Stretch-activated channels in arterial smooth muscle of genetic hypertensive rats

Electrical and contractile responses of small arteries to mechanical stress are reportedly enhanced in spontaneously hypertensive rats (SHR), compared with those in Wistar Kyoto rats (WKY). We have previously shown that stretch-activated cation channels exist in arterial smooth muscle membrane, of which opening causes Na+ and Ca2+ influx and membrane depolarization. We thus hypothesize that activation of stretch-activated channels is enhanced in arterial smooth muscle of SHR compared with WKY. To test this hypothesis, stretch-activated currents were recorded in single smooth muscle cells of resistance mesenteric arteries from SHR and WKY (16 to 24 weeks of age).

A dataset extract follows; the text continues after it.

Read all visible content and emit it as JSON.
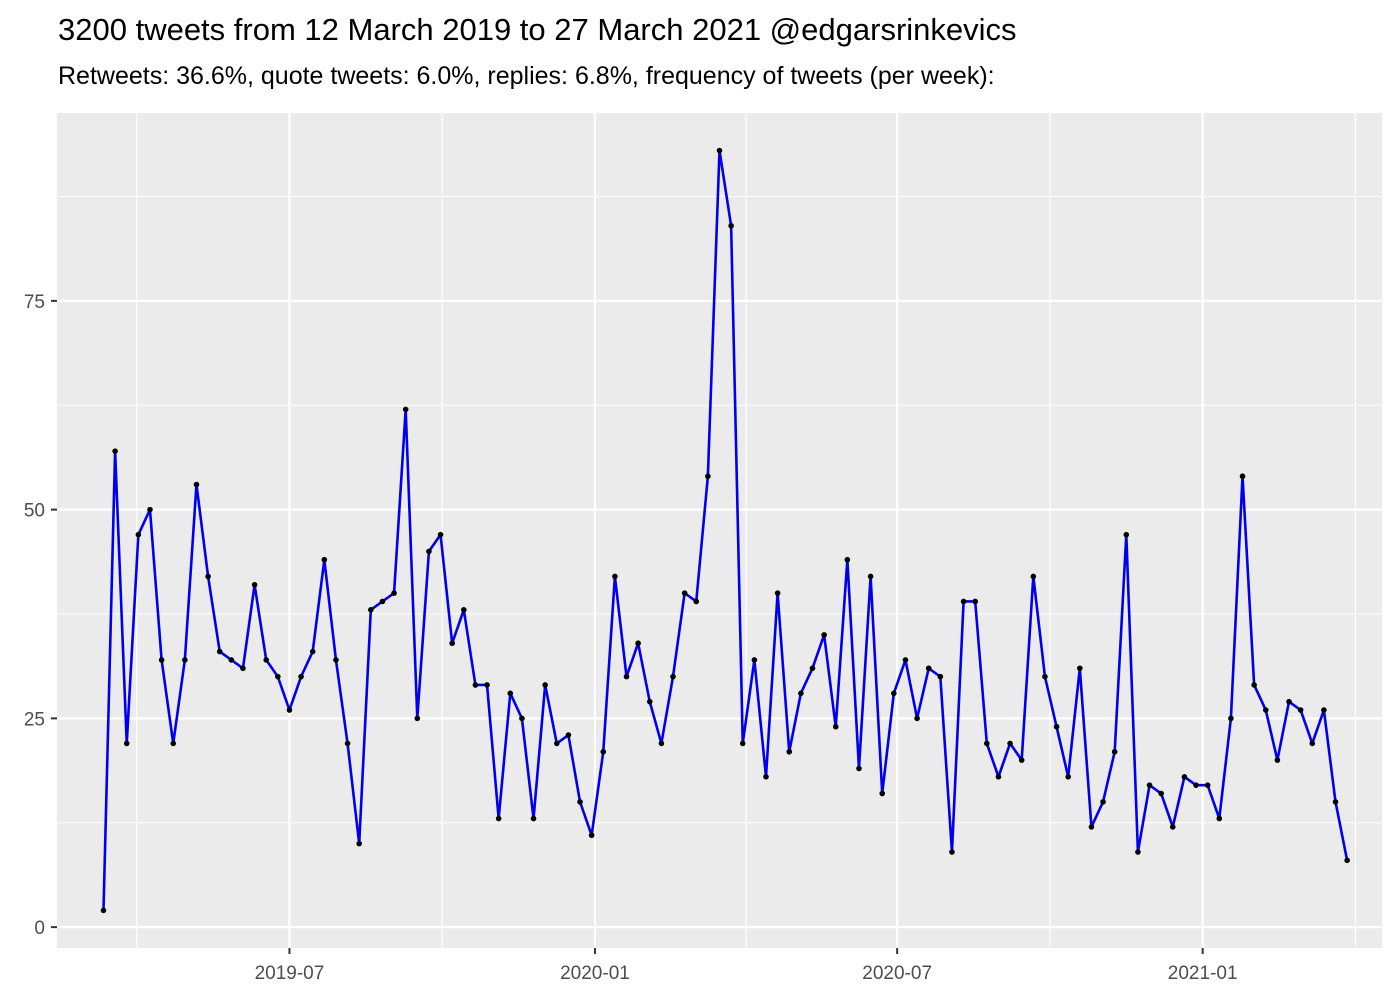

In the whole-cell, recording, membrane stretch was applied by inflating the cell with positive pressure to the recording pipette. Cell-inflation evoked Gd3+-sensitive cation currents. This current appeared with less stretch stimulation and its amplitude was larger in SHR cells compared with WKY cells. In the cell-attached recording, suction to the recording pipette evoked single stretch-activated channel currents (conductance of 32 pS with 150 nmol/L Na+), which were blocked by Gd3+. Channels were activated with less negative pressure and their availability was greater in SHR cells than in WKY cells. Results suggest that the activation of stretch-activated channels is enhanced in smooth muscle of resistance arteries from SHR compared with WKY, which may contribute to the enhanced vascular responses to mechanical stress in SHR.